Kevin had mixed up his fun facts. It wasn’t innocent, like saying you have a sister instead of a brother or actually played a decent amount of minutes in varsity soccer. Kevin had just wrongfully admitted he had killed a dog, which even the most lonely cat person would care about more than a pedophile. And now, Kevin couldn’t back track. He can’t just say, “Oops, I meant to say I killed a man. No harm, no foul, am I right?” Out of the frying pan, and into the fire. Kevin had now entered panic mode.

“Oh, no. I meant to say I own a man.”

Oh boy. Kevin, just put your hands on your face, open your mouth, and hope you look like the movie poster because you just killed the pooch, figuratively not literally, as much as Kevin had incidentally implied. You told the civil rights group that you own a man, during the icebreaker of your first meeting. It would be like going to the feminist club low-cal frozen yogurt social, and telling them that you think women are objects, after pretending you murdered not one, but two dogs.
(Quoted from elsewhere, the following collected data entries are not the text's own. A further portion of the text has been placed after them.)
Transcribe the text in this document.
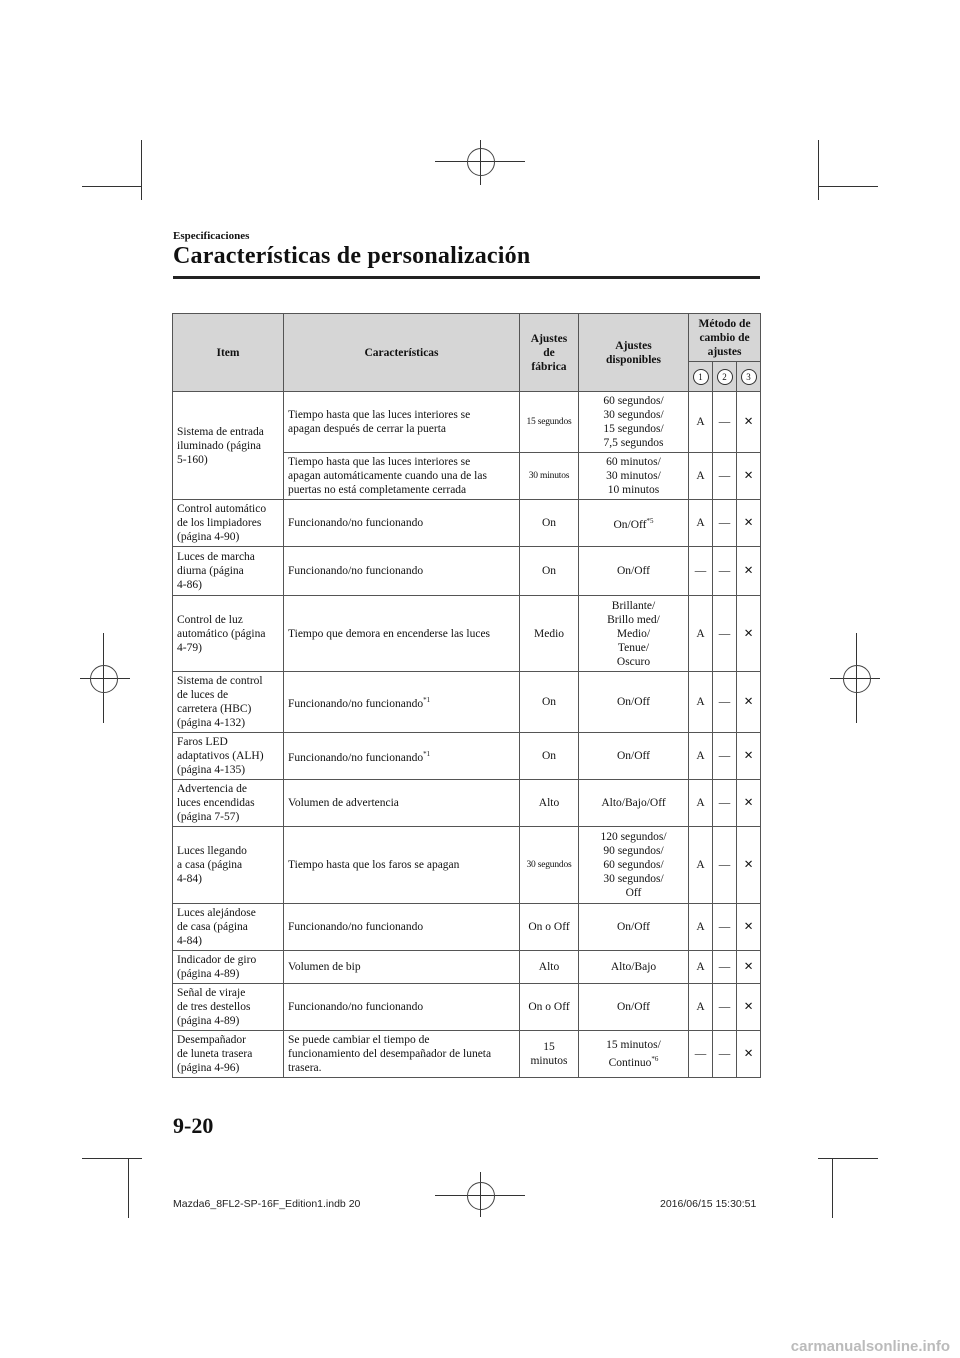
Especificaciones
Características de personalización
Item	Características	Ajustes
de
fábrica	Ajustes
disponibles	Método de
cambio de
ajustes		
				1	2	3
Sistema de entrada
iluminado (página
5-160)	Tiempo hasta que las luces interiores se
apagan después de cerrar la puerta	15 segundos	60 segundos/
30 segundos/
15 segundos/
7,5 segundos	A	—	✕
	Tiempo hasta que las luces interiores se
apagan automáticamente cuando una de las
puertas no está completamente cerrada	30 minutos	60 minutos/
30 minutos/
10 minutos	A	—	✕
Control automático
de los limpiadores
(página 4-90)	Funcionando/no funcionando	On	On/Off$^{*5}$	A	—	✕
Luces de marcha
diurna (página
4-86)	Funcionando/no funcionando	On	On/Off	—	—	✕
Control de luz
automático (página
4-79)	Tiempo que demora en encenderse las luces	Medio	Brillante/
Brillo med/
Medio/
Tenue/
Oscuro	A	—	✕
Sistema de control
de luces de
carretera (HBC)
(página 4-132)	Funcionando/no funcionando$^{*1}$	On	On/Off	A	—	✕
Faros LED
adaptativos (ALH)
(página 4-135)	Funcionando/no funcionando$^{*1}$	On	On/Off	A	—	✕
Advertencia de
luces encendidas
(página 7-57)	Volumen de advertencia	Alto	Alto/Bajo/Off	A	—	✕
Luces llegando
a casa (página
4-84)	Tiempo hasta que los faros se apagan	30 segundos	120 segundos/
90 segundos/
60 segundos/
30 segundos/
Off	A	—	✕
Luces alejándose
de casa (página
4-84)	Funcionando/no funcionando	On o Off	On/Off	A	—	✕
Indicador de giro
(página 4-89)	Volumen de bip	Alto	Alto/Bajo	A	—	✕
Señal de viraje
de tres destellos
(página 4-89)	Funcionando/no funcionando	On o Off	On/Off	A	—	✕
Desempañador
de luneta trasera
(página 4-96)	Se puede cambiar el tiempo de
funcionamiento del desempañador de luneta
trasera.	15 minutos	15 minutos/
Continuo$^{*6}$	—	—	✕
9-20
Mazda6_8FL2-SP-16F_Edition1.indb 20	2016/06/15 15:30:51
carmanualsonline.info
Good luck with all those short hared ladies, or men, not to be heteronormative.

Once Kevin falsely admitted to basically being a dog killing Klan member, he straight up fainted, but not before peeing a little bit in his pants. There, lying passed out in a puddle of his piss, surrounded by a group of disgusted people, Kevin had never been more like Macaulay Culkin since he had been left “Home Alone.”